The new "coolness" of nerdiness has brought a new mix of human traffic to events like Comicons. It's actually kind of popular now to claim nerd status... Nerd. Thick, geeky glasses are hip. Liking Doctor Who is cool - the current Doctor Who wears skinny jeans like a hipster. I can't say I'm a huge nerd. But I do love Doctor Who and Tolkien and Game of Thrones and Harry Potter and stuff like that. I've always been a big reader. That said, when I took one of those Facebook quizzes to discover my "nerd quotient," I scored quite low. So I have to say, I recognized only the most obvious costumes at the "con."

See? Doctor Who is
a hipster now.
I was reminded of this video where a live-in-his-parents-basement, low-on-social-skills, hard-core-gamer type nerd rants about a hipster girl who has claimed I be a nerd. I found it poignant, sort of. I guess for him it's a bit like me and my friends back in the 80s when the sorority girls started to like "our music." To walk by a sorority house and hear the Psychedelic Furs or the Smiths blasting out of it... it was like a blow to the heart.

Not that there's anything wrong with sorority girls... but how could they possibly understand? Speaking for the outcast... Why does the pretty, popular peoples' embrace of "our" culture disgust us? Or do we just feel robbed of the only cache we thought we had... Our knowledge and enjoyment of some arcane body of art or information? We may not have looks or social skills, but we do have our superior taste and intelligence... This attitude that we had... well, it's the exact opposite of evangelism, isn't it?! Or maybe it's just about semantics – one's preferred definition of the word "nerd." (As in, "Hipster girl, if you were really a nerd – my definition of a nerd – you would not enjoy it.")

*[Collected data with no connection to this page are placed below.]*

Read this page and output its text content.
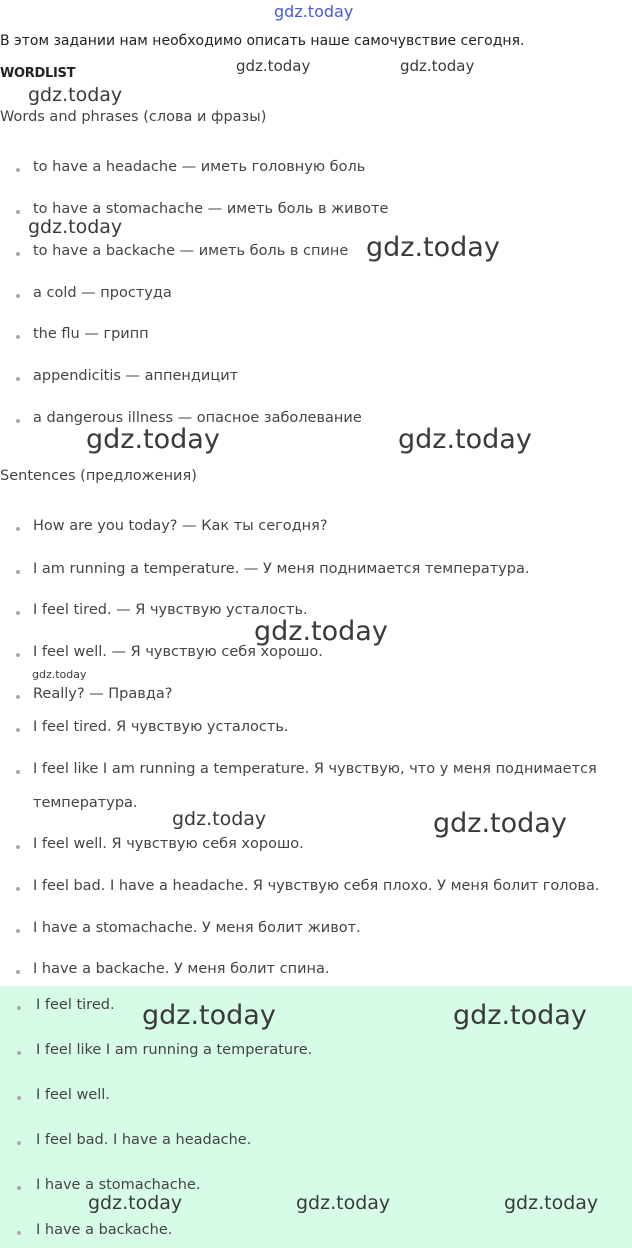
gdz.today
В этом задании нам необходимо описать наше самочувствие сегодня.
WORDLIST
Words and phrases (слова и фразы)
to have a headache — иметь головную боль
to have a stomachache — иметь боль в животе
to have a backache — иметь боль в спине
a cold — простуда
the flu — грипп
appendicitis — аппендицит
a dangerous illness — опасное заболевание
Sentences (предложения)
How are you today? — Как ты сегодня?
I am running a temperature. — У меня поднимается температура.
I feel tired. — Я чувствую усталость.
I feel well. — Я чувствую себя хорошо.
Really? — Правда?
I feel tired. Я чувствую усталость.
I feel like I am running a temperature. Я чувствую, что у меня поднимается температура.
I feel well. Я чувствую себя хорошо.
I feel bad. I have a headache. Я чувствую себя плохо. У меня болит голова.
I have a stomachache. У меня болит живот.
I have a backache. У меня болит спина.
I feel tired.
I feel like I am running a temperature.
I feel well.
I feel bad. I have a headache.
I have a stomachache.
I have a backache.
gdz.today	gdz.today
gdz.today
gdz.today
gdz.today
gdz.today	gdz.today
gdz.today
gdz.today
gdz.today	gdz.today
gdz.today	gdz.today
gdz.today	gdz.today	gdz.today
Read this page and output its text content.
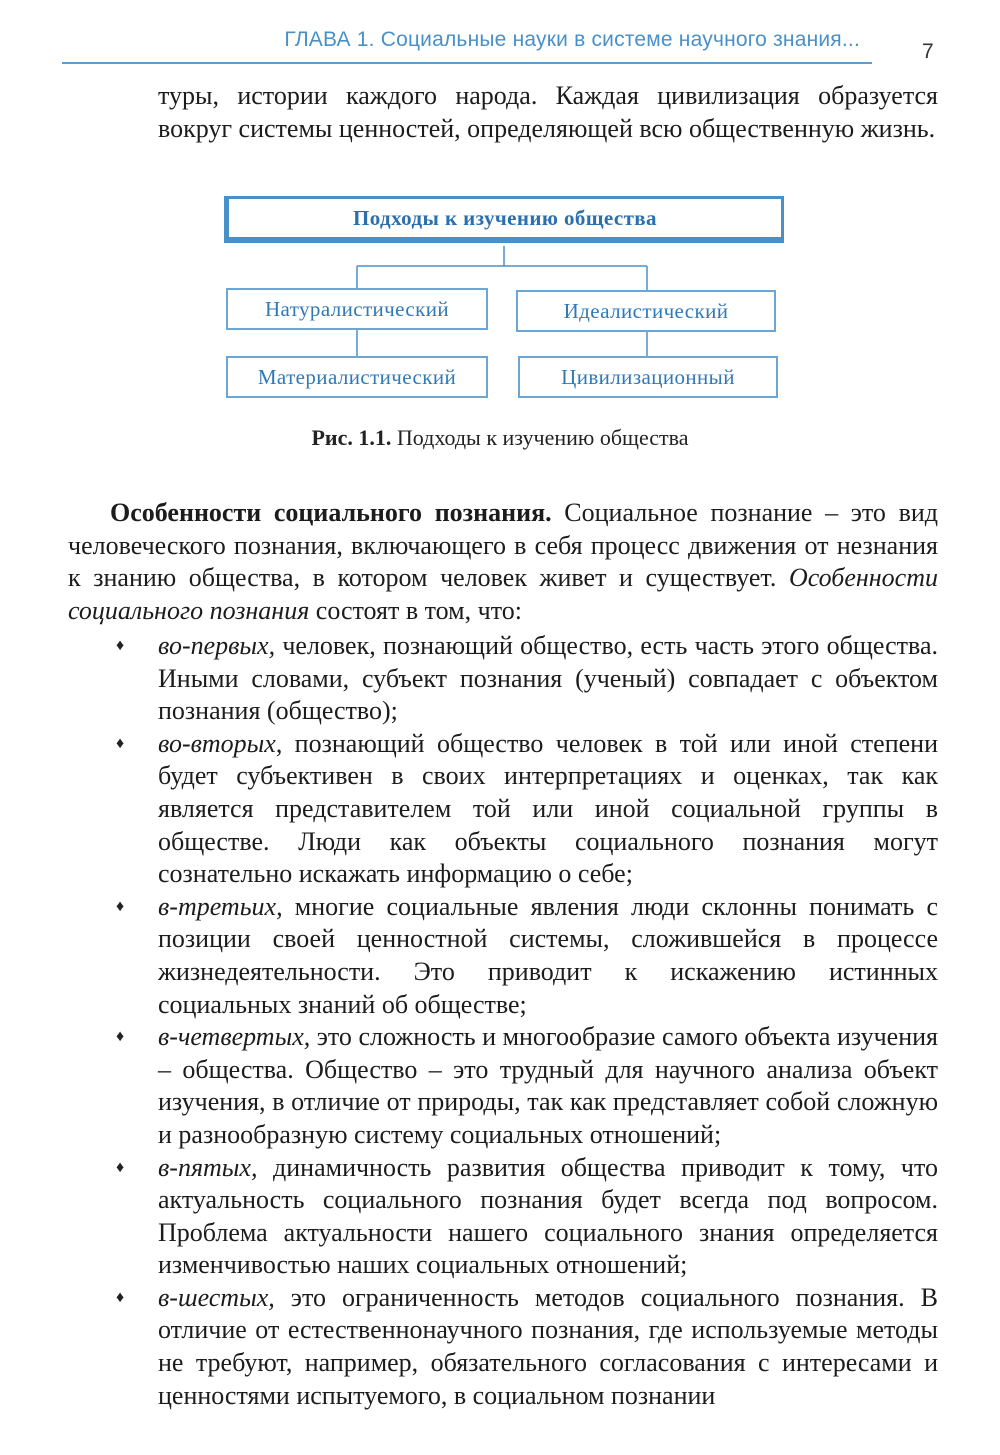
ГЛАВА 1. Социальные науки в системе научного знания...
7
туры, истории каждого народа. Каждая цивилизация образуется вокруг системы ценностей, определяющей всю общественную жизнь.
Подходы к изучению общества
Натуралистический	Идеалистический
Материалистический	Цивилизационный
Рис. 1.1. Подходы к изучению общества
Особенности социального познания. Социальное познание – это вид человеческого познания, включающего в себя процесс движения от незнания к знанию общества, в котором человек живет и существует. Особенности социального познания состоят в том, что:
♦ во-первых, человек, познающий общество, есть часть этого общества. Иными словами, субъект познания (ученый) совпадает с объектом познания (общество);
♦ во-вторых, познающий общество человек в той или иной степени будет субъективен в своих интерпретациях и оценках, так как является представителем той или иной социальной группы в обществе. Люди как объекты социального познания могут сознательно искажать информацию о себе;
♦ в-третьих, многие социальные явления люди склонны понимать с позиции своей ценностной системы, сложившейся в процессе жизнедеятельности. Это приводит к искажению истинных социальных знаний об обществе;
♦ в-четвертых, это сложность и многообразие самого объекта изучения – общества. Общество – это трудный для научного анализа объект изучения, в отличие от природы, так как представляет собой сложную и разнообразную систему социальных отношений;
♦ в-пятых, динамичность развития общества приводит к тому, что актуальность социального познания будет всегда под вопросом. Проблема актуальности нашего социального знания определяется изменчивостью наших социальных отношений;
♦ в-шестых, это ограниченность методов социального познания. В отличие от естественнонаучного познания, где используемые методы не требуют, например, обязательного согласования с интересами и ценностями испытуемого, в социальном познании
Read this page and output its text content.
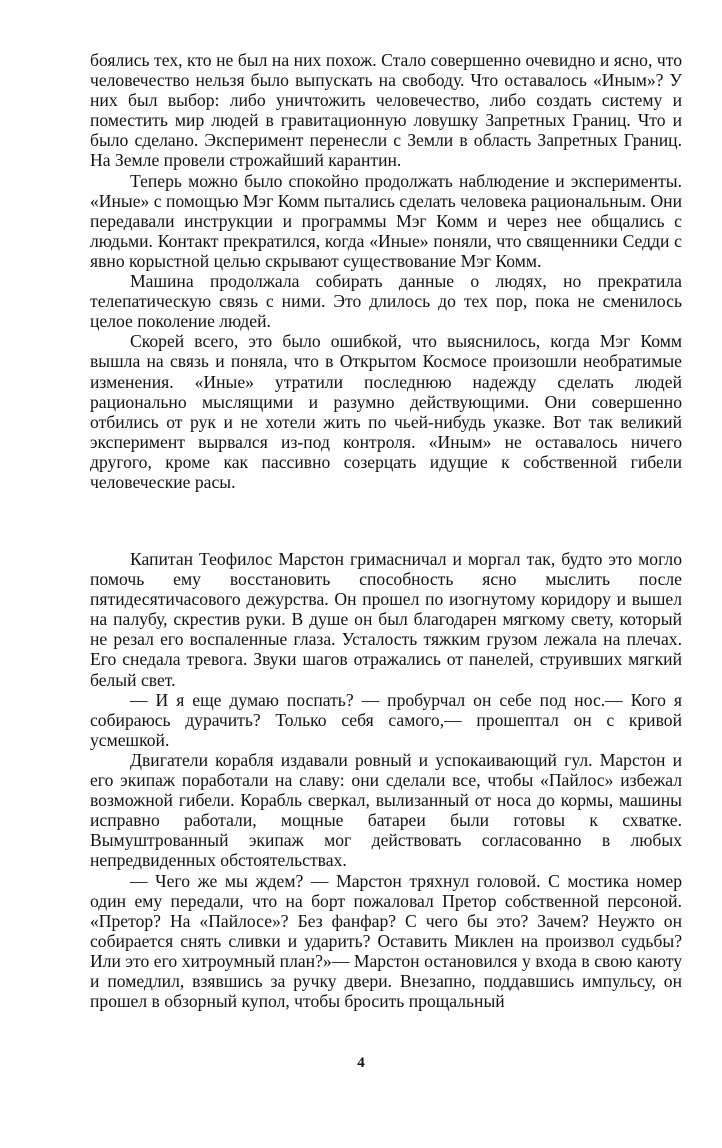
боялись тех, кто не был на них похож. Стало совершенно очевидно и ясно, что человечество нельзя было выпускать на свободу. Что оставалось «Иным»? У них был выбор: либо уничтожить человечество, либо создать систему и поместить мир людей в гравитационную ловушку Запретных Границ. Что и было сделано. Эксперимент перенесли с Земли в область Запретных Границ. На Земле провели строжайший карантин.

Теперь можно было спокойно продолжать наблюдение и эксперименты. «Иные» с помощью Мэг Комм пытались сделать человека рациональным. Они передавали инструкции и программы Мэг Комм и через нее общались с людьми. Контакт прекратился, когда «Иные» поняли, что священники Седди с явно корыстной целью скрывают существование Мэг Комм.

Машина продолжала собирать данные о людях, но прекратила телепатическую связь с ними. Это длилось до тех пор, пока не сменилось целое поколение людей.

Скорей всего, это было ошибкой, что выяснилось, когда Мэг Комм вышла на связь и поняла, что в Открытом Космосе произошли необратимые изменения. «Иные» утратили последнюю надежду сделать людей рационально мыслящими и разумно действующими. Они совершенно отбились от рук и не хотели жить по чьей-нибудь указке. Вот так великий эксперимент вырвался из-под контроля. «Иным» не оставалось ничего другого, кроме как пассивно созерцать идущие к собственной гибели человеческие расы.

Капитан Теофилос Марстон гримасничал и моргал так, будто это могло помочь ему восстановить способность ясно мыслить после пятидесятичасового дежурства. Он прошел по изогнутому коридору и вышел на палубу, скрестив руки. В душе он был благодарен мягкому свету, который не резал его воспаленные глаза. Усталость тяжким грузом лежала на плечах. Его снедала тревога. Звуки шагов отражались от панелей, струивших мягкий белый свет.

— И я еще думаю поспать? — пробурчал он себе под нос.— Кого я собираюсь дурачить? Только себя самого,— прошептал он с кривой усмешкой.

Двигатели корабля издавали ровный и успокаивающий гул. Марстон и его экипаж поработали на славу: они сделали все, чтобы «Пайлос» избежал возможной гибели. Корабль сверкал, вылизанный от носа до кормы, машины исправно работали, мощные батареи были готовы к схватке. Вымуштрованный экипаж мог действовать согласованно в любых непредвиденных обстоятельствах.

— Чего же мы ждем? — Марстон тряхнул головой. С мостика номер один ему передали, что на борт пожаловал Претор собственной персоной. «Претор? На «Пайлосе»? Без фанфар? С чего бы это? Зачем? Неужто он собирается снять сливки и ударить? Оставить Миклен на произвол судьбы? Или это его хитроумный план?»— Марстон остановился у входа в свою каюту и помедлил, взявшись за ручку двери. Внезапно, поддавшись импульсу, он прошел в обзорный купол, чтобы бросить прощальный

4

I have no direction to go with this, just making some observations... 
My people... I love them!
Comic cons are really fun... I saw Storm Troopers and Ghostbusters (AND their car!) and Doctor Whos and Batmen and Poison Ivys and Jokers and Riddlers (or as Bill called him when he was little, Wrigglers) and Jack Sparrows and the Batmobile and the Mystery Machine (the Scoobie Doo gang's van) and the Back to the Future car... and lots of silly, creative merchandise... We watched artists draw and met authors and just generally milled around with like minded souls... People who love a ripping, larger-than-life story, with an unrealistically muscular, impossibly flat-abbed hero or a crazily large-chested heroine... these fellow nerds and sci-fi geeks... My people... I love them!